SJKC more than academics, say Malay parents [NSTTV]

Learning Mandarin is the initial reason why many Malay parents enrol their children in Chinese schools, but they quickly learn that the primary education institutions offer more than just academics.

A parent, who wanted to be known only as Aminah, said she initially decided to send her child to a vernacular school mainly due to the language advantage.

"These days, it is common to see people having a good command of English, so Chinese schools are a good avenue for my daughter to learn Mandarin.

"As we went along, however, I found that the school offers more than academics and parents are highly involved in their children's development, something I didn't see much when attending national schools," said Aminah from Seri Kembangan.

She said the teachers updated her regularly on her daughter's academic performance and pushed her to be more supportive towards her daughter's overall development.

School administrators provided an after-school daycare nearby for parents who were only able to fetch their children after office hours, she said.

While she spent a lot on books, Aminah said nominal fees were imposed on the various extracurricular activities.

"I paid an annual computer class fee of less than RM100 and about RM50 for a ukelele monthly class at the school, while I don't remember paying for other activities.

"I heard that the alumni always contribute to the school and would hold an annual dinner to raise funds."

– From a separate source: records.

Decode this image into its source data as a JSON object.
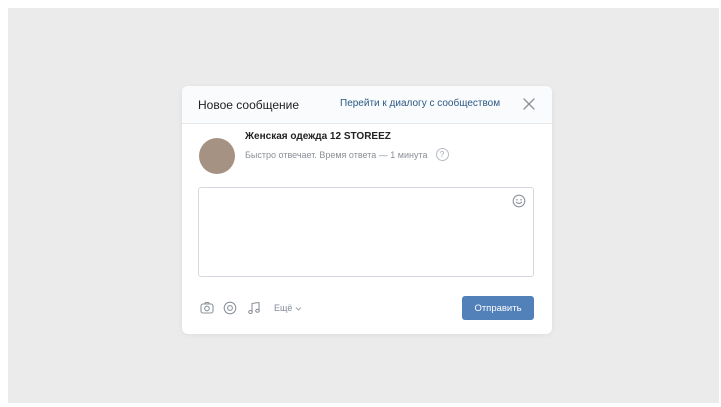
{
  "modal": {
    "title": "Новое сообщение",
    "goto_dialog_link": "Перейти к диалогу с сообществом",
    "close_icon": "close-icon"
  },
  "community": {
    "name": "Женская одежда 12 STOREEZ",
    "status": "Быстро отвечает. Время ответа — 1 минута",
    "help_icon_glyph": "?",
    "avatar_color": "#a69282"
  },
  "composer": {
    "value": "",
    "emoji_icon": "smile-icon"
  },
  "toolbar": {
    "photo_icon": "camera-icon",
    "video_icon": "video-icon",
    "audio_icon": "music-note-icon",
    "more_label": "Ещё",
    "send_label": "Отправить"
  },
  "colors": {
    "accent": "#5181b8",
    "link": "#2a5885",
    "background": "#ebebeb"
  }
}
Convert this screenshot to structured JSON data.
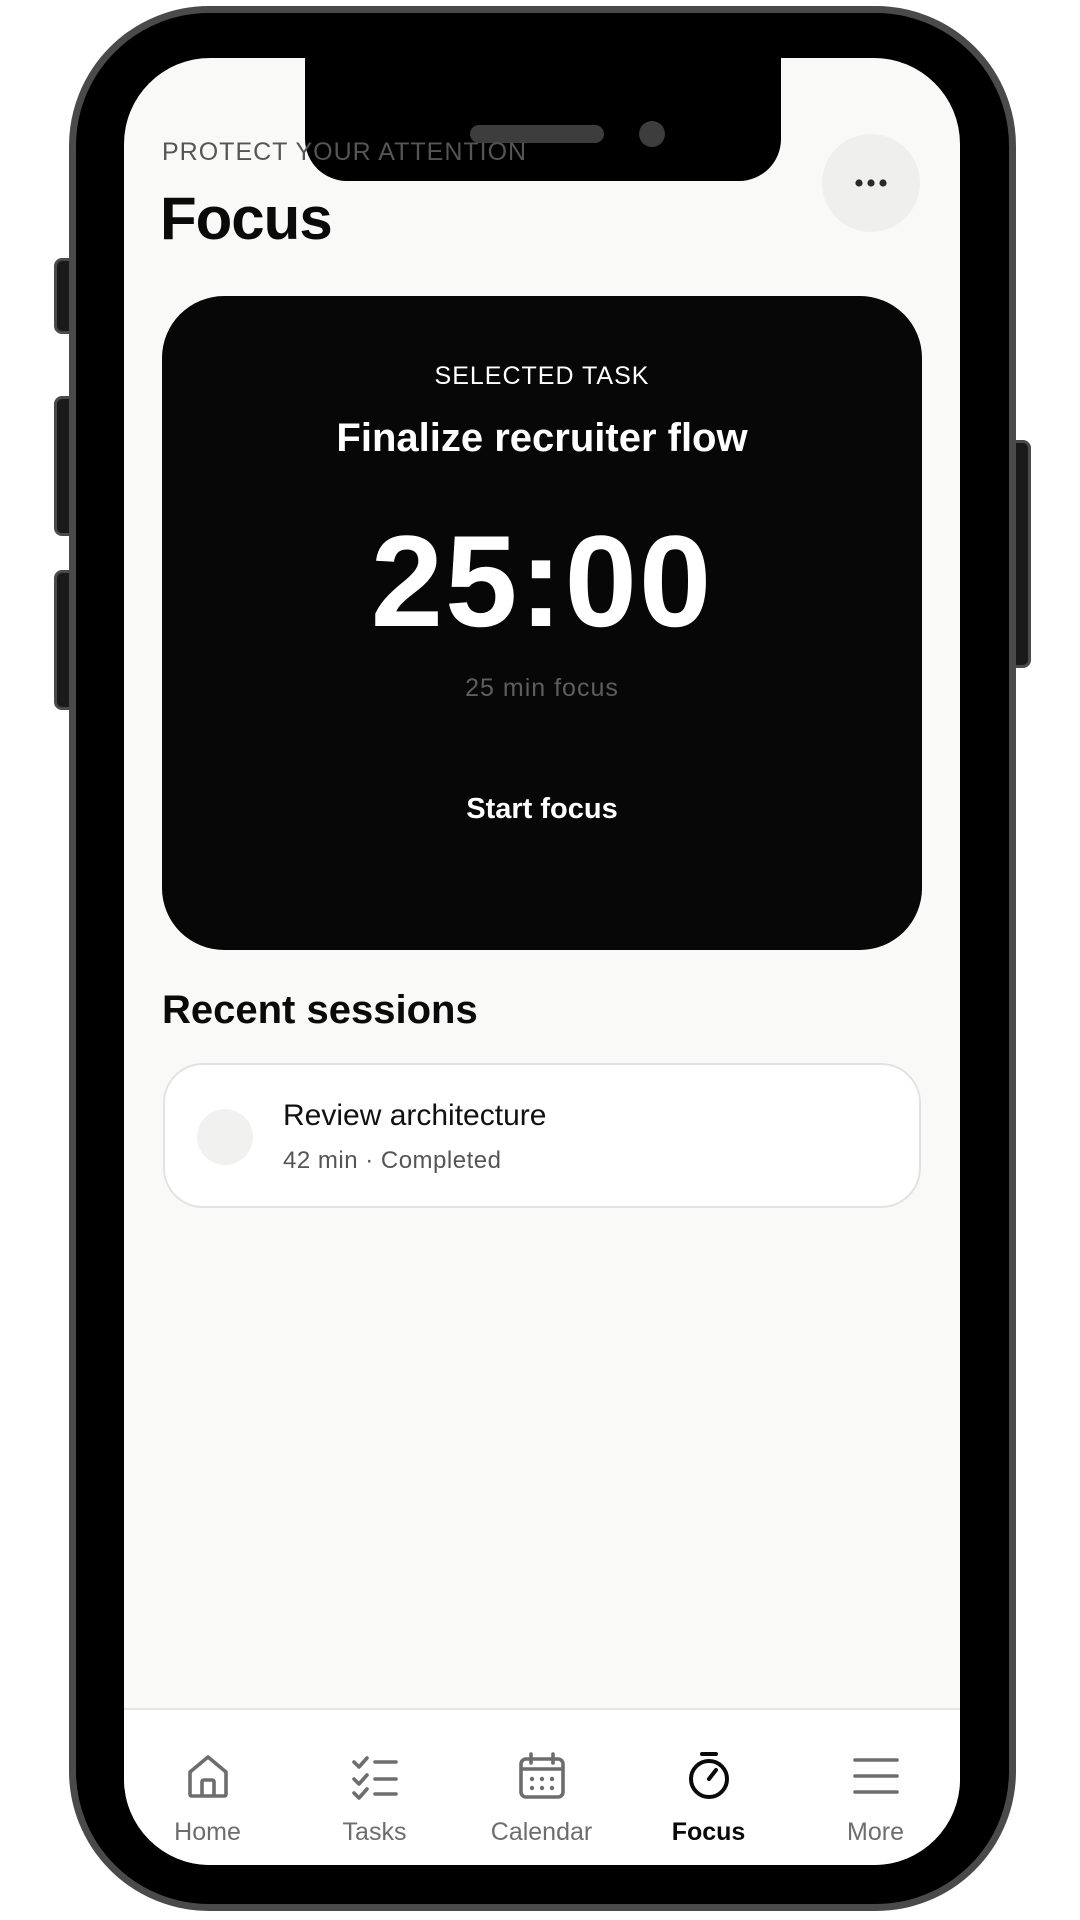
{
  "header": {
    "eyebrow": "PROTECT YOUR ATTENTION",
    "title": "Focus"
  },
  "focus_card": {
    "eyebrow": "SELECTED TASK",
    "task": "Finalize recruiter flow",
    "timer": "25:00",
    "duration": "25 min focus",
    "start_label": "Start focus"
  },
  "recent": {
    "title": "Recent sessions",
    "items": [
      {
        "title": "Review architecture",
        "meta": "42 min · Completed"
      }
    ]
  },
  "tabs": [
    {
      "label": "Home",
      "icon": "home-icon",
      "active": false
    },
    {
      "label": "Tasks",
      "icon": "tasks-icon",
      "active": false
    },
    {
      "label": "Calendar",
      "icon": "calendar-icon",
      "active": false
    },
    {
      "label": "Focus",
      "icon": "stopwatch-icon",
      "active": true
    },
    {
      "label": "More",
      "icon": "menu-icon",
      "active": false
    }
  ],
  "colors": {
    "screen_background": "#f9f9f8",
    "card_background": "#070707",
    "active_tab": "#0a0a0a",
    "inactive_tab": "#6d6d6d"
  }
}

Another parent, who wanted to be identified as Noor Hazwani, 36, from Ampang Jaya, also cited Mandarin language for her reason to enrol her three children at t a vernacular school.

"All of them go to a Chinese school, so I can't compare my children to others who enrol in national schools today, but I observed that they get a lot of homework on a daily basis," said the mother of four.

Hazwani said extra-curricular activities provided by the school such as gymnastics and robotic classes were also cheaper than the ones offered by private companies.

Over the last decade, the enrolment of non-Chinese students, particularly Malays, in Chinese vernacular schools has steadily increased, climbing from 9.5 per cent in 2010 to 15.33 per cent in 2020, according to the Education Ministry.